Le projet répond aussi à la nécessité d’harmoniser le marché européen, garantissant aux consommateurs français des conditions comparables à celles observées dans d’autres pays, facilitant ainsi un environnement plus sûr et transparent.
| Mesures clés | Impact attendu |
|---|---|
| Encadrement des publicités | Réduction des sollicitations agressives |
| Contrôle précontractuel renforcé | Réduction des crédits accordés aux profils à risque |
| Harmonisation européenne | Meilleure transparence et protection des emprunteurs |
Adaptations règlementaires et perspectives pour les prêts à court terme et de faible montant
L’ordonnance prévoit une adaptation des règles spécifiques aux crédits inférieurs à 200 euros et ceux de durée inférieure à trois mois, notamment en simplifiant les formalités sans remettre en cause la protection des consommateurs. Ces mesures visent à réduire les délais et coûts administratifs sur ces petits crédits tout en maintenant un contrôle essentiel de la solvabilité.

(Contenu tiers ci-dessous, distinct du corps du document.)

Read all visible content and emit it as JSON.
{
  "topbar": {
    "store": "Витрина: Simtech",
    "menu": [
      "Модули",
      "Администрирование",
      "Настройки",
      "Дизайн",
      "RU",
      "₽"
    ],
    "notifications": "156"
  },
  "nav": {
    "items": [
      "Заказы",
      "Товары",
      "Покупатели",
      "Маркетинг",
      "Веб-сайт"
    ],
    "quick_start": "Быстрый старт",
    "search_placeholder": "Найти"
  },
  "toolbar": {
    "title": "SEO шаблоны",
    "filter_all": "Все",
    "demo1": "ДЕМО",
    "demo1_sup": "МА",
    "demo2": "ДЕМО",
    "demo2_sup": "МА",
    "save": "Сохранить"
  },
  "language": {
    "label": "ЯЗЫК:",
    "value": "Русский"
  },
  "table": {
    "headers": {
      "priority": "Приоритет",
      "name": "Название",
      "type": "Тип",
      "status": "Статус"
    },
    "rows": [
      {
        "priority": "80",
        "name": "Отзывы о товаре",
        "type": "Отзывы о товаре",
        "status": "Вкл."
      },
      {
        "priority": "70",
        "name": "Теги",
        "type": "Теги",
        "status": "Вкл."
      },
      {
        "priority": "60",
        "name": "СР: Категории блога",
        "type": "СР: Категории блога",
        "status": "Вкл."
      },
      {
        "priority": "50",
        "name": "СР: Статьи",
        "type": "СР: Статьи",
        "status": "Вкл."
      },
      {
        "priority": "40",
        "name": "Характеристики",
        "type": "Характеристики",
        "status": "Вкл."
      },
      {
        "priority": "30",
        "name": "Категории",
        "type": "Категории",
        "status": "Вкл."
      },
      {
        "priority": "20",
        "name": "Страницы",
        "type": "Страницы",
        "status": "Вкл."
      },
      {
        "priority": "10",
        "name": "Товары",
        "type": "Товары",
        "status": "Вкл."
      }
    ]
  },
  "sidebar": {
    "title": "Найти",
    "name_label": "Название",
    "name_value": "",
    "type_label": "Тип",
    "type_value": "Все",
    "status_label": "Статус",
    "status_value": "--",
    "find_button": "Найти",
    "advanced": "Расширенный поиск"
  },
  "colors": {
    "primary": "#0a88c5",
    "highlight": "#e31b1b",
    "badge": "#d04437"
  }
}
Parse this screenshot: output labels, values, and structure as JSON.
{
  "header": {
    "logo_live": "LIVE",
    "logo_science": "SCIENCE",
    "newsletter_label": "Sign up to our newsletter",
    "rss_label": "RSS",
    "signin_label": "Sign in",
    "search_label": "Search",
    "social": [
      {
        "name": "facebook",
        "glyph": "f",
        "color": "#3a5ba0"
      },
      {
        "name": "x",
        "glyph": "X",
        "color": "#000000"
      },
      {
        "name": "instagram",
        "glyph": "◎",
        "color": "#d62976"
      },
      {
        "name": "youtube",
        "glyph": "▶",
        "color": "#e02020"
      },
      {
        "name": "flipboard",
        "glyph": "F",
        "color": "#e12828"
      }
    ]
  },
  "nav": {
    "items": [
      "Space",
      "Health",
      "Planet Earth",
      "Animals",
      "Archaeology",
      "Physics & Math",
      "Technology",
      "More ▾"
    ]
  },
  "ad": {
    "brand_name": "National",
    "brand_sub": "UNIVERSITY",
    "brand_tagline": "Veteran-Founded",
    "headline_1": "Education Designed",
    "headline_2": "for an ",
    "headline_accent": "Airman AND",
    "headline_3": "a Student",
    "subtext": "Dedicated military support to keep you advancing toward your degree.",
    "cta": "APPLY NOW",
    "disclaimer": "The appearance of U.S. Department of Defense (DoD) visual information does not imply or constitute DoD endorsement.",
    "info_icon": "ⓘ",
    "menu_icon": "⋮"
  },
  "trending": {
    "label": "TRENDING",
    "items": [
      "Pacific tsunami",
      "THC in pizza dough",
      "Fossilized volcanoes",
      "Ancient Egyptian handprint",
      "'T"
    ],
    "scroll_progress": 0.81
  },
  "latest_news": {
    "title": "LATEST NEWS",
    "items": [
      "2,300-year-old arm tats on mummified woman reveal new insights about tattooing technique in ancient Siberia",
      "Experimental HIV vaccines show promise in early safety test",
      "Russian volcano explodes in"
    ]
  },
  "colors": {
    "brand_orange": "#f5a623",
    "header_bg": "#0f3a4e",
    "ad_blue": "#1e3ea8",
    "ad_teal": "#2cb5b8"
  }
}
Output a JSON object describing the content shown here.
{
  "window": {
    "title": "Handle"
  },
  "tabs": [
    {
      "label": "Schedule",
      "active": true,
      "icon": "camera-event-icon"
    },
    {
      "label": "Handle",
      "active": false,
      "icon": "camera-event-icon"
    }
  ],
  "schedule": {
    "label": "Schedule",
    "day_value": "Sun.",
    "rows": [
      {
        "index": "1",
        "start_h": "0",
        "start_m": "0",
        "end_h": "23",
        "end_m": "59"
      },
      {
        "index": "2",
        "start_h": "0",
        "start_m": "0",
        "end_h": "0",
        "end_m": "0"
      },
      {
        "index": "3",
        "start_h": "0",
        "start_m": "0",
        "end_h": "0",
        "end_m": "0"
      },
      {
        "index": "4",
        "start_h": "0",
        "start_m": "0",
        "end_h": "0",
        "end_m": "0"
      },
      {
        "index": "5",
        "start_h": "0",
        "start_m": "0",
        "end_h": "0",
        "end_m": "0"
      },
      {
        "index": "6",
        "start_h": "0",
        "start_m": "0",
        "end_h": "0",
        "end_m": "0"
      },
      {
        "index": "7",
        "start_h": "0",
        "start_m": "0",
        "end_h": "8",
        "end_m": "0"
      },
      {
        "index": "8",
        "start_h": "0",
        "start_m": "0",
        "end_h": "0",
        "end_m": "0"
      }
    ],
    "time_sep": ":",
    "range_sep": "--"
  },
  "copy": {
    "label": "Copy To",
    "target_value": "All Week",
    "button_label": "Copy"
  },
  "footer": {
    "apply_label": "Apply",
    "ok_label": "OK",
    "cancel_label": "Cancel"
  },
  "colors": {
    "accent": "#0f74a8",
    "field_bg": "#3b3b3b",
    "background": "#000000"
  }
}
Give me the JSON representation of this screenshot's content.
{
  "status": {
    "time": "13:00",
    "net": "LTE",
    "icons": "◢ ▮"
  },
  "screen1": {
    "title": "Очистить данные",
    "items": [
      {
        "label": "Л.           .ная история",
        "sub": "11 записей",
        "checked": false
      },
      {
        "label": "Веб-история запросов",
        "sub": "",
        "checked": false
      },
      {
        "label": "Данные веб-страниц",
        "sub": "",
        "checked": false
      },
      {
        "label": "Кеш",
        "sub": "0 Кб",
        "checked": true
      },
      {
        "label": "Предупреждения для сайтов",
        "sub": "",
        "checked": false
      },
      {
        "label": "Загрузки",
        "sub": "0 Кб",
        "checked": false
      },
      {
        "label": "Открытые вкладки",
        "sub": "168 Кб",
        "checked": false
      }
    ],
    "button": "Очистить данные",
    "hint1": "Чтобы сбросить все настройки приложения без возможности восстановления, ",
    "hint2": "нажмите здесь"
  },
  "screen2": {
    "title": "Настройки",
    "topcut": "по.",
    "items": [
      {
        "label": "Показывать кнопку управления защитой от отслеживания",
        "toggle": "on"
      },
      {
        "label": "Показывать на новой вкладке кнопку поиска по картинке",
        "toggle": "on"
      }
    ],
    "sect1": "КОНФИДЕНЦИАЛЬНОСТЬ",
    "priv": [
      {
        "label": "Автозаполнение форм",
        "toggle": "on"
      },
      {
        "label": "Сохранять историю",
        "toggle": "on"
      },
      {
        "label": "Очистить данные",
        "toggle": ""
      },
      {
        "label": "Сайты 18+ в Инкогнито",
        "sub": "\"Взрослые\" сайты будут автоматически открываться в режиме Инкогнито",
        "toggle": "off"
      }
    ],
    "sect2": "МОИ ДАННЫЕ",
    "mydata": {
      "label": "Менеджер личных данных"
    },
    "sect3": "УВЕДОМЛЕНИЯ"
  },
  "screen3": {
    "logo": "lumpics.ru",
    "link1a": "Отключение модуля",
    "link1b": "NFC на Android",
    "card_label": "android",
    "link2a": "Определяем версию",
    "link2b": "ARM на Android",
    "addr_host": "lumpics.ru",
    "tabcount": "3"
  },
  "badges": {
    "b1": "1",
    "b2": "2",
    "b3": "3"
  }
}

- Simplification des exigences d’information pour les prêts courts et de faible montant.
- Consultation facultative des fichiers pour les petits prêts, limitant les contraintes excessives.
- Maintien de la transparence sur les taux d’intérêt et modalités de remboursement.
Ces adaptations facilitent ainsi l’accès contrôlé à des solutions de financement rapides, tout en limitant leur glissement vers un surendettement non maîtrisé.
| Type de crédit | Exigences avant 2025 | Exigences après réforme |
|---|---|---|
| Crédit < 200 euros | Formalités complètes, consultation fichier obligatoire | Formalités simplifiées, consultation fichier facultative |
| Crédit < 3 mois, frais négligeables | Informations exhaustives obligatoires | Informations réduites, adaptées au risque |
Liens utiles pour mieux comprendre les évolutions réglementaires
- Réglementations sur les crédits et l’hydrogène
- Crédit d’impôt pour l’aménagement des seniors
- Crédits et déductions fiscales
- Règles fiscales sur l’habitat
- Les crédits d’impôt et aides en 2024
Pourquoi durcir les conditions d’accès aux crédits à la consommation ?
Le durcissement vise à réduire les risques de surendettement en obligeant à une meilleure évaluation de la capacité de remboursement et en limitant les offres à risque telles que les mini-crédits.
Quelles sont les principales nouveautés prévues ?
L’extension du champ d’application aux crédits de moins de 200 euros, paiement fractionné, et une consultation facultative du fichier national d’incidents de remboursement pour les petits crédits.
Comment les consommateurs seront-ils mieux protégés avec ces mesures ?
En renforçant la transparence, en encadrant la publicité et en exigeant un contrôle plus rigoureux de la solvabilité avant toute signature de contrat.
Ce durcissement impactera-t-il les prêts personnels classiques ?
Oui, il encadre aussi les crédits personnels entre 75.000 et 100.000 euros pour garantir un meilleur équilibre entre accès au crédit et maîtrise des risques.
Que faire en cas de surendettement ?
Il convient de contacter des conseillers spécialisés pour une gestion adaptée, et de s’informer sur les aides et dispositifs comme ceux décrits sur ÉquiperSenior.fr.